Related Work & Insights¶
- vs VG-LLM: VG-LLM represents the RGB-only paradigm; this paper uses it as the baseline to directly demonstrate the gains from camera awareness. VG-LLM exhibits severe performance degradation under cross-camera settings.
- vs Metric3D / UniDepth: These works establish the necessity of camera awareness for monocular metric depth estimation. This paper extends that insight to more general MLLM-based spatial reasoning.
- vs SPAR-Bench: SPAR provides a comprehensive spatial reasoning benchmark but does not address camera generalization. The proposed method achieves state-of-the-art results on SPAR-Bench.
Rating¶
- Novelty: ⭐⭐⭐⭐⭐ First systematic analysis and resolution of the camera generalization problem in MLLM spatial reasoning, with rigorous theoretical grounding.

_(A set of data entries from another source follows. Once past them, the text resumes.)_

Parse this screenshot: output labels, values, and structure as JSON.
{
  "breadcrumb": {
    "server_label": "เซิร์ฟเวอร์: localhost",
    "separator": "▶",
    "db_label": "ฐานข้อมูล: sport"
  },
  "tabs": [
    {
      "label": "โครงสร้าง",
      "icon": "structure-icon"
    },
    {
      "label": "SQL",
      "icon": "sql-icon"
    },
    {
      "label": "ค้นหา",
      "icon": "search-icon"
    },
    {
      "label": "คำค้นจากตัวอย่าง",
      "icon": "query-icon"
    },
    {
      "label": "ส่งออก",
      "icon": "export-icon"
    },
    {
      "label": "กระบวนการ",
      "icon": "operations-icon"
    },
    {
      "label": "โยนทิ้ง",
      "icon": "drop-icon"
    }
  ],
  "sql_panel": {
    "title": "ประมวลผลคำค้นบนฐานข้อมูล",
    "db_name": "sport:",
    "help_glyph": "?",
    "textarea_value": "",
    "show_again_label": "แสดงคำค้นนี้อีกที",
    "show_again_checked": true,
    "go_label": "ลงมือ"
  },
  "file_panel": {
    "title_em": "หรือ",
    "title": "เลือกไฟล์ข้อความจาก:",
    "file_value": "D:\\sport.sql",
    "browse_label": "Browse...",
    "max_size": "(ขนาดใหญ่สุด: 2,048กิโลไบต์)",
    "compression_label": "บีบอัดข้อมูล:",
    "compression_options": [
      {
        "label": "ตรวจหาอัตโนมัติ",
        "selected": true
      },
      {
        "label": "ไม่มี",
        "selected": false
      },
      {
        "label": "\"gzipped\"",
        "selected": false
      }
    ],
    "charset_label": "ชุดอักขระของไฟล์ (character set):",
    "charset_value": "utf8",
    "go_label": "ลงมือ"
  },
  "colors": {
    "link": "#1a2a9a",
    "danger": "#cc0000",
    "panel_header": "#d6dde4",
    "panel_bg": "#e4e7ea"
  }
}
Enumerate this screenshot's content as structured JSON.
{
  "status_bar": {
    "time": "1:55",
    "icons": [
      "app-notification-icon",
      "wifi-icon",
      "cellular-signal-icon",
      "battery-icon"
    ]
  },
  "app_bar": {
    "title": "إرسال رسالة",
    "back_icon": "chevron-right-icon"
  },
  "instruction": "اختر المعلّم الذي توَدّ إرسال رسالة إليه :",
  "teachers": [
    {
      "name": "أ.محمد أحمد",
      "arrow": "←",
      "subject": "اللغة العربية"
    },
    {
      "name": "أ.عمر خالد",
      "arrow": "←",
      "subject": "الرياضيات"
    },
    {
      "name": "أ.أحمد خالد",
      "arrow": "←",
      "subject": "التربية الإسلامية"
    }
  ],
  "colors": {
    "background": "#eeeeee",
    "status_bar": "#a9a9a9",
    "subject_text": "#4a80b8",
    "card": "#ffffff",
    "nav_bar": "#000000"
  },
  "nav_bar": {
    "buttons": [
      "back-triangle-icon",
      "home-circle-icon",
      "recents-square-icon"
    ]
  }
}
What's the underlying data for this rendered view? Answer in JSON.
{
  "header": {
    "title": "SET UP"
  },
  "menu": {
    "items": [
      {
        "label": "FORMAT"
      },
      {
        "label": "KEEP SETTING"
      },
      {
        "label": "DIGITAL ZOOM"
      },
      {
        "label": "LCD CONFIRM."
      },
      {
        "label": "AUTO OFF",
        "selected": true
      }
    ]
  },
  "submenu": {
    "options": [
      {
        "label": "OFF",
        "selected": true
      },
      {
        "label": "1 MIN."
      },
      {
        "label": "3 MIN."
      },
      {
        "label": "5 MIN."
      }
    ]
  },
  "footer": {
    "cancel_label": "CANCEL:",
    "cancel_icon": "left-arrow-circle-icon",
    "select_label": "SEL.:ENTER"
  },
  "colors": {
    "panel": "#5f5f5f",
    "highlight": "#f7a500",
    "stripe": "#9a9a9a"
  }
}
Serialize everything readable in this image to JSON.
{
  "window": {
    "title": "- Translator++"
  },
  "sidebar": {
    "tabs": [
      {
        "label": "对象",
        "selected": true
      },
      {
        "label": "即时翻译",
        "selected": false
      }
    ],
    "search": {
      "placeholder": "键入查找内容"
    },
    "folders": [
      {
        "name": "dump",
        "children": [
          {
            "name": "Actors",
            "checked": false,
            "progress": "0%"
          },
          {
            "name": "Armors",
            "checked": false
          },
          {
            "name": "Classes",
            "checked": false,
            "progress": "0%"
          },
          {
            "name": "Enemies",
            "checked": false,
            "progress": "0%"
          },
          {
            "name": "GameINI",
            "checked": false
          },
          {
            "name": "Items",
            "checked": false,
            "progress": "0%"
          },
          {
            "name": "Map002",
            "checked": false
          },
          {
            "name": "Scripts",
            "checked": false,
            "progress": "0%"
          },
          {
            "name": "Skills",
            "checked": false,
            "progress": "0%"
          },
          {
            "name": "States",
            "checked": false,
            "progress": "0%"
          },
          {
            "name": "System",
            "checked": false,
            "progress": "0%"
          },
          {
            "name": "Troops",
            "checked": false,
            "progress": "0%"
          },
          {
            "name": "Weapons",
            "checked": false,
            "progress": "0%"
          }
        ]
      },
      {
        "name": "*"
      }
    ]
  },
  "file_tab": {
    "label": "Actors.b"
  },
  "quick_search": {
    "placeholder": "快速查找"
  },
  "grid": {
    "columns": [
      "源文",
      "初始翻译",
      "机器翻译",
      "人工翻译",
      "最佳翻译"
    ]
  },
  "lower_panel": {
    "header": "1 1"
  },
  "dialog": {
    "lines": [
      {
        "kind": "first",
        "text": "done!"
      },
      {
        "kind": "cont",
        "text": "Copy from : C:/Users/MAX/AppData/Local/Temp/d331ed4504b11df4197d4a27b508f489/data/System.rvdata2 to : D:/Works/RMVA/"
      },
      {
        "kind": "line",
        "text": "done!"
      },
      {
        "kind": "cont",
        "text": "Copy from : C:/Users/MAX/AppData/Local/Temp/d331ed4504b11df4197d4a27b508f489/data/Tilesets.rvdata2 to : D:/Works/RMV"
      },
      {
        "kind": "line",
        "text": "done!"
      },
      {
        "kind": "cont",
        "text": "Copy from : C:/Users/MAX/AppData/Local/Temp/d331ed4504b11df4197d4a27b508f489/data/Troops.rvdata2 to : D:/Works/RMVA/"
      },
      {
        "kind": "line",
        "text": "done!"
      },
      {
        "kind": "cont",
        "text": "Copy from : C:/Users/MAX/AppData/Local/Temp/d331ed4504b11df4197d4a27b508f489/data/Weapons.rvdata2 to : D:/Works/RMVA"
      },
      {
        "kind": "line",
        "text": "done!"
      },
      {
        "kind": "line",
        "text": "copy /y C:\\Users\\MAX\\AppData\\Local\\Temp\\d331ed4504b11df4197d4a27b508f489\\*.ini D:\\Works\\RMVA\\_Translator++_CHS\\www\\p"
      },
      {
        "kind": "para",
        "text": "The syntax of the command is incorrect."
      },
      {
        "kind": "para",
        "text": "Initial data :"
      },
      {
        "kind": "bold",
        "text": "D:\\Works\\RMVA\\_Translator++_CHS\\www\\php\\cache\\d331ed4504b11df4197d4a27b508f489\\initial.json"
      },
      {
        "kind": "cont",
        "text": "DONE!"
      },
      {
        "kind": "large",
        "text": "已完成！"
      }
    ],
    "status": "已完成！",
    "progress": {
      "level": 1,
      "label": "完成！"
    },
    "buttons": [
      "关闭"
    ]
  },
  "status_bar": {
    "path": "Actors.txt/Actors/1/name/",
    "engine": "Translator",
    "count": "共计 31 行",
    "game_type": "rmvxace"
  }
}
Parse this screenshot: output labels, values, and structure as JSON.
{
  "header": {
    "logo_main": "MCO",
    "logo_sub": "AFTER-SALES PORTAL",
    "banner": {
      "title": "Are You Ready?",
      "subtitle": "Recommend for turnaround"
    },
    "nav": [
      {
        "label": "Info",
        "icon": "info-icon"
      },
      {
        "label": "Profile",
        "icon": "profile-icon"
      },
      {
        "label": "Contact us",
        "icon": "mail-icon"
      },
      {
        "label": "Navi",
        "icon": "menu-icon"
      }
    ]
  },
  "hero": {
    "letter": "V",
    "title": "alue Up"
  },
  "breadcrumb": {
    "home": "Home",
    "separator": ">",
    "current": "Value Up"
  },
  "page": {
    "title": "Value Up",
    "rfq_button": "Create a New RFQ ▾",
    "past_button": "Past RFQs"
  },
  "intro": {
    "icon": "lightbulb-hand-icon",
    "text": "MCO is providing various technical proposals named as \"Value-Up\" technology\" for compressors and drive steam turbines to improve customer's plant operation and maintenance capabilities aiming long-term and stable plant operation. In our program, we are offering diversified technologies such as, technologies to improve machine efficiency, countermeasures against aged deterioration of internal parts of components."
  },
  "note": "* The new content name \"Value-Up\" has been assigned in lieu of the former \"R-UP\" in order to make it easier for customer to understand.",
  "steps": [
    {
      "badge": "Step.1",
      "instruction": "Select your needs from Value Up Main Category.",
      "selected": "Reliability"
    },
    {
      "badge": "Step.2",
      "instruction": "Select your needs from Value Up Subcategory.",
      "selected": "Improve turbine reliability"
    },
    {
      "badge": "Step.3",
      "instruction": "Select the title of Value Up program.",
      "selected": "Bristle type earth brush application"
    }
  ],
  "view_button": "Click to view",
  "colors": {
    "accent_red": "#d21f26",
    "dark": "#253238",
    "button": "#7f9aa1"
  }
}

- Experimental Thoroughness: ⭐⭐⭐⭐ Cross-camera generalization experiments are elegantly designed; ablations are comprehensive; multiple benchmarks are evaluated.
- Writing Quality: ⭐⭐⭐⭐⭐ The narrative arc from problem diagnosis → theoretical analysis → experimental validation is fluent and cohesive.
- Value: ⭐⭐⭐⭐⭐ Exposes a fundamental issue in the field; the proposed three-component framework is directly applicable to a wide range of spatial MLLMs.